Donta Scott was in a strange spot. For over two months, Scott was a staple in Maryland men’s basketball’s starting five.
But matched up with No. 17 Illinois, Scott took to the bench for the first time at the games’ onset. He said he found out about two days beforehand he wouldn’t be on the court for opening tip-off.
“It was coaches’ decision,” Scott said. “You just gotta adjust to certain things and that’s what I did.”
But matched up with No. 17 Illinois, Scott took to the bench for the first time when the game began.
He entered the matchup just a few minutes in and, from there, proved why he’s been a constant in the Terps’ lineup. The junior posted a game-high 25 points off the bench, including key baskets down the stretch.
Scott pushed Maryland (10-9) to an unexpected upset over the Fighting Illini (13-5), giving the Terps their second Big Ten win.
“Donta responded and gave us a really good game tonight,” interim head coach Danny Manning said.
Manning adjusted his lineup for the third consecutive game, opting to give Simon Wright his first start of the season in lieu of Scott. He has reiterated over the three-game span that he is looking for more from all his players.
Interim head coach Danny Manning adjusted his lineup for the third consecutive game, opting to give Simon Wright his first start of the season in lieu of Scott.
Wright did little on the night, playing just five total minutes between both halves and committing two fouls.
Scott may have sat out the first three minutes of the matchup, but he was quick to establish himself.

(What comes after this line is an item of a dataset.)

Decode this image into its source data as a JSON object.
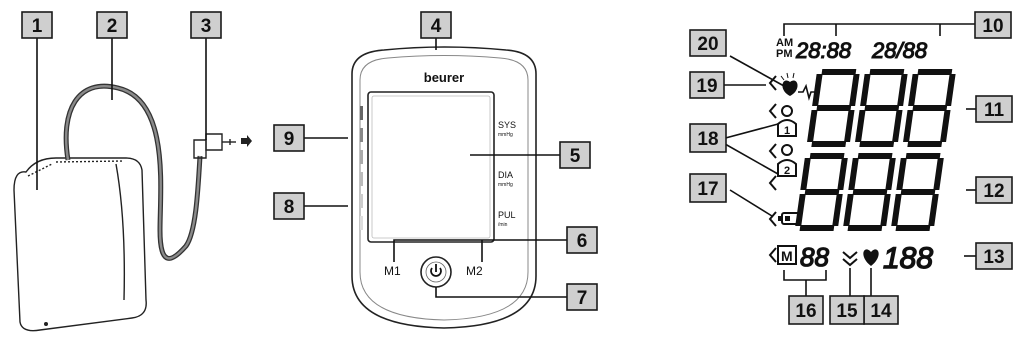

After a 19-point effort against Michigan, Scott was back in business against the Illini with 10 points in the first half.
Some midrange work got Scott his first basket, later a physical drive and a lucky bounce on the ensuing shot kept him rolling.
“This type of game, for him, is what we like to see from the standpoint that he made some three-pointers, stretched the defense out,” Manning said. “But he also put the ball in [play] and got to the rim, drew fouls and put them in tough situations.”
Both teams jockeyed for position in the opening half, but neither was able to get more than four points beyond the other.
Alfonso Plummer got the Illinois offense moving well with a handful of long-range shots. With the absence of Kofi Cockburn in the paint, Plummer made up for it on the wings, going four-of-six from beyond the arc in the first half.
“It’s a hard deal when you’re without, arguably, the best player in college basketball,” Illinois coach Brad Underwood said. “Donta Scott did a great job of taking advantage of the fact he wasn’t there.”
The name of the game for the Terps was making the most of their paint touches. And they did so with gusto in the first half, dominating post-scoring 20-10.
Qudus Wahab was the first to find a basket down low, sending a floater over the head of Benjamin Bosmans-Verdonk. The 6-foot-11 center has struggled to score, averaging just 3.2 points over the last five games.
Without the looming presence of Cockburn on him, Wahab put in one of his best performances as of late with 11 points. Wahab’s feature moment came with under five minutes in the opening half, where he managed to slam home back-to-back dunks after Hakim Hart and Fatts Russell drew Illini defenders away from the big man.
“We knew when we got in the paint that they were all going to collapse,” Russell said. “We told [Qudus] we’re going to get it up off the rim and you’ve just gotta get…the rebound.”
Wahab wasn’t the only one to finish an emphatic dunk. After stripping the ball away from his defender, Hart made a mad-dash toward the other end before rising to the basket and putting away the final score of the half.
The Terps went into the locker room with a slim, but well-earned, 37-35 lead.
Plummer kicked things off in the second half just as he did early in the first — sinking a three-pointer.
Though Wahab continued his strong showing by converting an and-one opportunity, a pair of makes from Trent Frazier and a layup from Bosmans-Verdonk gave Illinois the largest lead of the night, at five.
Frazier managed to push the Illini to six ahead with another three-pointer, but two makes from the charity stripe for Xavier Green and a Julian Reese make from three pushed Maryland toward the lead once again.
Reese has been one to go for the long-range shots, despite minimal success on the season. But the freshman hit both of his three-point attempts on the night, including one to put the Terps ahead for the first time in almost 11 minutes of game time.
Andre Curbelo responded with a jumper, but a nifty lay-in from Eric Ayala under the rim and a layup from Scott gave Maryland a bit more control after it trailed for the majority of the half.
Scott continued to thrive down the stretch. He remained a pest in the paint, scoring three layups in the final six minutes, all of which he was fouled during.
After Scott finished two free throws, the Terps amassed their biggest lead, of eight points. But as the Illini struggled to make shots, Maryland worked the free throw line and another emphatic dunk from Hart to the tune of a 16-point win.
“It just gives us confidence and it instills that we may have lost a lot of games early on, but the season isn’t over,” Scott said. “As long as you’ve still got a game ahead of you, you’ve always still got that fight left in you.”